Twizzlestick Posted December 19, 2018 Posted December 19, 2018 OP You sound like a decent balanced sort of bloke from your approach. You seem you’re being honest with your feelings. I can talk as someone on other end of this at the min. If you find yourself tempted to reach out to the ex, Reach out only if you really do have intent of trying to work it through. But be clear. It’s painful for both sides so if you find yourself reaching for the phone just be sure you’re doing it for the right reasons and not to “see how you feel” when you text or something (not saying you would but it’s natural, we’re all human).
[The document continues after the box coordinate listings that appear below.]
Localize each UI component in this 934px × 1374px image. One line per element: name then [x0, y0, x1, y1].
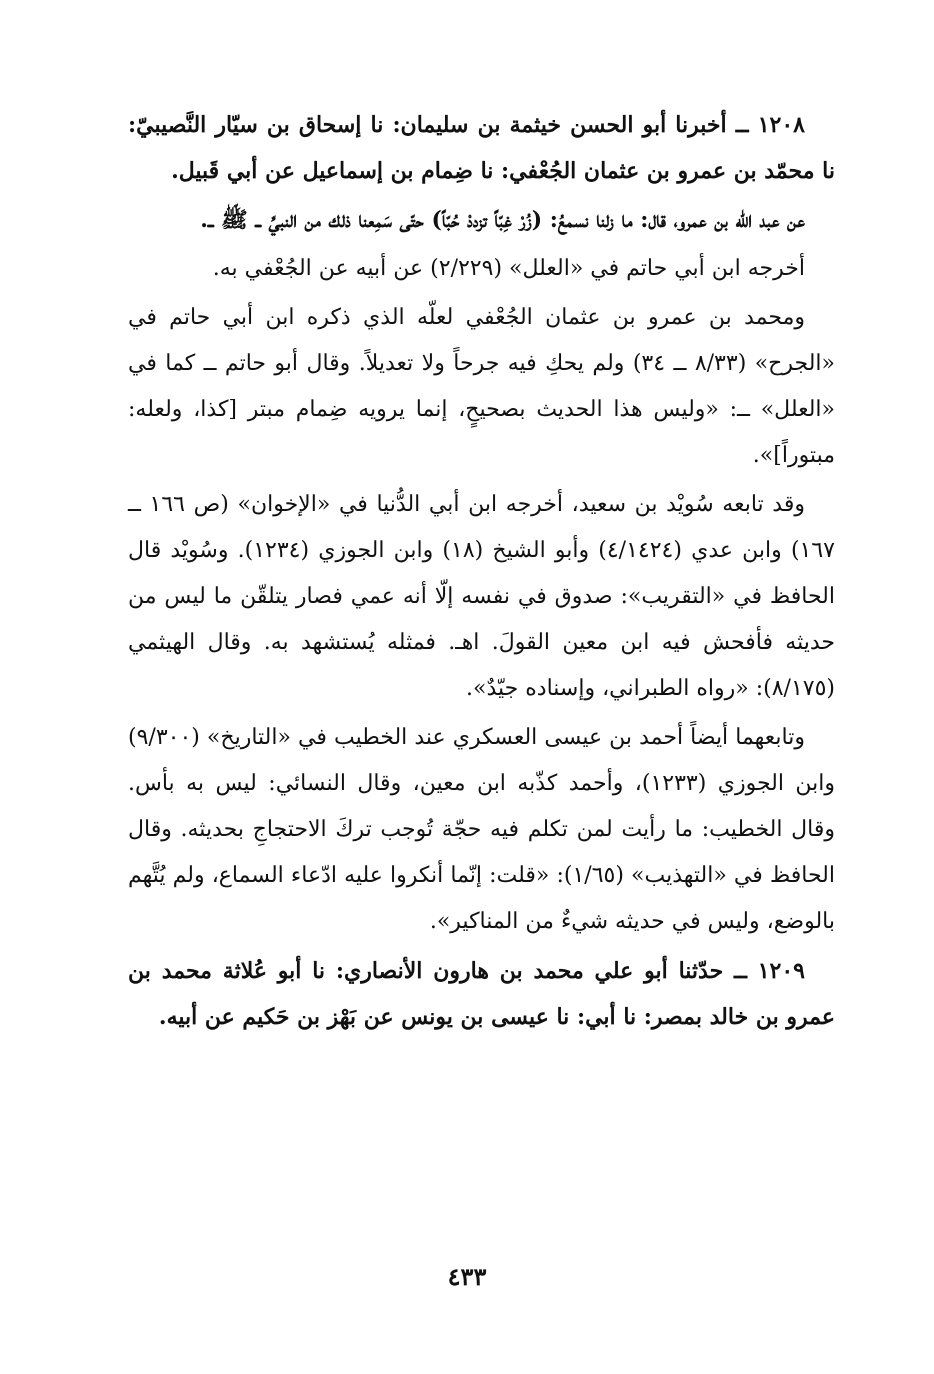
hadith-1208-matn: عن عبد الله بن عمرو، قال: ما زلنا نسمعُ: (زُرْ غِبّاً تزددْ حُبّاً) حتّى سَمِعنا ذلك من النبيِّ ــ ﷺ ــ. — [200, 207, 805, 233]
commentary-paragraph-3: وقد تابعه سُويْد بن سعيد، أخرجه ابن أبي الدُّنيا في «الإخوان» (ص ١٦٦ ــ ١٦٧) وابن عدي (٤/١٤٢٤) وأبو الشيخ (١٨) وابن الجوزي (١٢٣٤). وسُويْد قال الحافظ في «التقريب»: صدوق في نفسه إلّا أنه عمي فصار يتلقّن ما ليس من حديثه فأفحش فيه ابن معين القولَ. اهـ. فمثله يُستشهد به. وقال الهيثمي (٨/١٧٥): «رواه الطبراني، وإسناده جيّدٌ». — [128, 492, 835, 701]
page-body — [128, 102, 835, 1043]
commentary-paragraph-1: أخرجه ابن أبي حاتم في «العلل» (٢/٢٢٩) عن أبيه عن الجُعْفي به. — [212, 256, 805, 281]
commentary-paragraph-4: وتابعهما أيضاً أحمد بن عيسى العسكري عند الخطيب في «التاريخ» (٩/٣٠٠) وابن الجوزي (١٢٣٣)، وأحمد كذّبه ابن معين، وقال النسائي: ليس به بأس. وقال الخطيب: ما رأيت لمن تكلم فيه حجّة تُوجب تركَ الاحتجاجِ بحديثه. وقال الحافظ في «التهذيب» (١/٦٥): «قلت: إنّما أنكروا عليه ادّعاء السماع، ولم يُتَّهم بالوضع، وليس في حديثه شيءٌ من المناكير». — [128, 725, 835, 934]
page-number: ٤٣٣ — [447, 1262, 487, 1291]
hadith-1209-isnad: ١٢٠٩ ــ حدّثنا أبو علي محمد بن هارون الأنصاري: نا أبو عُلاثة محمد بن عمرو بن خالد بمصر: نا أبي: نا عيسى بن يونس عن بَهْز بن حَكيم عن أبيه. — [128, 958, 835, 1030]
hadith-1208-isnad: ١٢٠٨ ــ أخبرنا أبو الحسن خيثمة بن سليمان: نا إسحاق بن سيّار النَّصيبيّ: نا محمّد بن عمرو بن عثمان الجُعْفي: نا ضِمام بن إسماعيل عن أبي قَبيل. — [128, 112, 835, 184]
commentary-paragraph-2: ومحمد بن عمرو بن عثمان الجُعْفي لعلّه الذي ذكره ابن أبي حاتم في «الجرح» (٨/٣٣ ــ ٣٤) ولم يحكِ فيه جرحاً ولا تعديلاً. وقال أبو حاتم ــ كما في «العلل» ــ: «وليس هذا الحديث بصحيحٍ، إنما يرويه ضِمام مبتر [كذا، ولعله: مبتوراً]». — [128, 305, 835, 468]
I’ve not been in your shoes but would say it’s got to be natural what you’re feeling. A lot of what you say seems fear coming from a change in life, loneliness etc, Make sure you’re certain about what you did and don’t live in regret though. 7 years a long time and you can roll the dice again, you might roll a 6 but you might roll a 1. Anything that’s at 7 years plus takes work. Only you know if the basics were there that were worth keeping. Loving feelings come and go off and on in long term reles (ask any 80 year old with a 50 year marriage). Chasing that forever with new reles is like chasing smoke. It’s the basic companionship that gets you through. But only you know your own feelings and if what you had was worth working for rather than offing. But my words are highly biased as I’ve just been dumped. Wishing you well.
Twizzlestick Posted December 19, 2018 Posted December 19, 2018 So sorry to hear that my dear. I do sometimes wonder about some people’s expectations for an everlasting relationship. Love is enough! Sure the spark might dissipate but that’s natural and true of all relationships. What’s left over should be trust and respect and loyalty. The foundations of a real future. If that’s her decision you’ll have to live with it, as will she. Thanks. I’m devastated. We had our flaws. She even said she can’t bare to not have her best friend but it’s not enough. That’s how it feels to me. My sidekick has just died essentially. I’m bereft.